Download (direct link):
• Rogue APs. Hackers may also place a wireless LAN AP within the operating range of a wireless LAN to impersonate a real AP. In this case, the wireless LAN adapters may be fooled into believing that the rogue AP is, in fact, a legitimate AP. The rogue AP operator, the hacker who installs a rogue AP, can easily gain authentication information from users when they authenticate themselves to the AP. Once the hacker has the user-authentication information, he or she can easily use a laptop computer to gain access to the wireless LAN.
• The best way to counter the rogue AP attack is by constantly scanning for rogue APs in the coverage area for a wireless LAN. Radio scanners can detect the periodic beacon of the APs to determine if there are any rogue APs present in the LAN.
• The insertion attacks are also known as intrusion attacks as the intruder, in this case, can easily gain access to the LAN. It is important that a good wireless LAN security policy contains primitives for detecting insertion attacks.
Hijacking Secure Socket Layer (SSL) Connections
Today, Web servers on the Internet use an encryption protocol called Secure Socket Layer (SSL) for secure data transmission over the Internet. Most financial transactions that take place over the Internet, for example stock purchases from an online stockbroker or a book purchase from an online bookseller, take place using the SSL protocol. If a Web server is connected to a wireless LAN and an intruder gets access the wireless LAN, he or she can gain access to the Web server and conduct an attack known as SSL highjacking in which an intruder gains access to the Web server and controls the data.
AP Configuration Parameters
Most APs out of the box from the factory are configured in the least secure mode possible. Adding the proper security configuration is left up to the individual setting up a wireless LAN using the equipment.

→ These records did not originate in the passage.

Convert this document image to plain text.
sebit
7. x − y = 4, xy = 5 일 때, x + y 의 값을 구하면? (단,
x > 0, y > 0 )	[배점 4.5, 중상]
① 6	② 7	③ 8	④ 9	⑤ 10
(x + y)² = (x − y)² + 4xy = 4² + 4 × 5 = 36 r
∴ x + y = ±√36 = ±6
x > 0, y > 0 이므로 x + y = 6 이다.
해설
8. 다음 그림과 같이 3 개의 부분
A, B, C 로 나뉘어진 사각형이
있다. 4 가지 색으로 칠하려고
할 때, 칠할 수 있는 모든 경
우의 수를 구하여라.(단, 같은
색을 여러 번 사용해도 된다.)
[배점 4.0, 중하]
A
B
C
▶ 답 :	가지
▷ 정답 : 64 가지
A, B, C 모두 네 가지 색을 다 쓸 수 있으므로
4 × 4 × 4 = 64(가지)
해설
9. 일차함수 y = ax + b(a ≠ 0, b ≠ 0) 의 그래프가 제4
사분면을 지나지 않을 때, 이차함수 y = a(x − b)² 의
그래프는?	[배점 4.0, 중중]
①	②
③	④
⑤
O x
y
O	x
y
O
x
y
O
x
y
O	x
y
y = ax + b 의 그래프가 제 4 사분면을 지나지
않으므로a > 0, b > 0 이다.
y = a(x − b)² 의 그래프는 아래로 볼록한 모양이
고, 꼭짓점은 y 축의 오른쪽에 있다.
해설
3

For example, most APs come with a default SSID. An attacker can use these default SSIDs to attempt to penetrate base stations that are still in their default configuration. Table 12.1 shows some of the most popular APs and their default SSIDs.
Table 12.1: Popular APs and Their Default SSIDs
Cisco Corporation tsunami
3Com Corporation 101
Compaq Computer Corporation Compaq
Intel Corporation intel
Linksys Corporation linksys
NetGear Corporation Wireless
Unless the administrator of the APs understands the security risks, most of the base stations will remain at a high-risk level. A good security policy must require that the AP configuration parameters are frequently checked to ensure their proper configuration.
Client Side Configuration Risks
If wireless LAN client computers are incorrectly configured, for example if the security parameters are incorrectly configured or are modified by the user as a mistake, the client computer may reveal critical information that can be picked up by a hacker resulting in the LAN compromise. A good security policy will require that only authorized users modify the client's wireless LAN configuration.
War driving is a new activity in which hackers drive around town with a laptop computer equipped with a wireless LAN adapter and a wireless LAN signal monitoring software with the objective of locating APs and recording the GPS coordinates of the AP location. Hackers normally share maps describing the geographic locations of APs on the Internet. If a company has its AP location and information shared on the Internet, its AP becomes a potential target and increases its risk. One of the popular places to upload war driving AP maps is http://www.netstumbler.com/. It includes a visual map and a database query tool for locating various APs.
A good security policy will include frequent monitoring of such Web sites and periodic change of the SSIDs of the APs.
Creating Security Policy
A carefully created wireless LAN security policy includes primitives to address most of the security requirements. Creating a security policy for a wireless LAN involves understanding your needs, following a guideline that helps you define the basic parameters that your wireless LAN security policy will enforce, and finally documenting them in an easy-to-follow document that outlines the overall security policy. In this section, we first walk you through a basic guideline that will help you create a security policy; then we show you a sample security policy that can be used as a seed document for your wireless LAN security policy document.
Wireless LAN Security Policy Guidelines
The wireless LAN security policy guidelines vary for each deployment. Following are some of the basic wireless LAN security policy guidelines that can be used to create a security policy for wireless LAN access and management.
Treat All Wireless LAN Devices as Untrusted on Your Network
You should consider all wireless LAN client computers to be untrusted, which means that you assume that any wireless LAN client equipment operating in a LAN could be a rogue computer unless authenticated. Using this primary assumption reminds you not to rely on the inadequate security primitives that many insecure wireless LANs rely upon. For example, if you consider all client computers equipped with wireless LAN adapters as insecure, you will not use MAC address-based authentication as the sole authentication mechanism.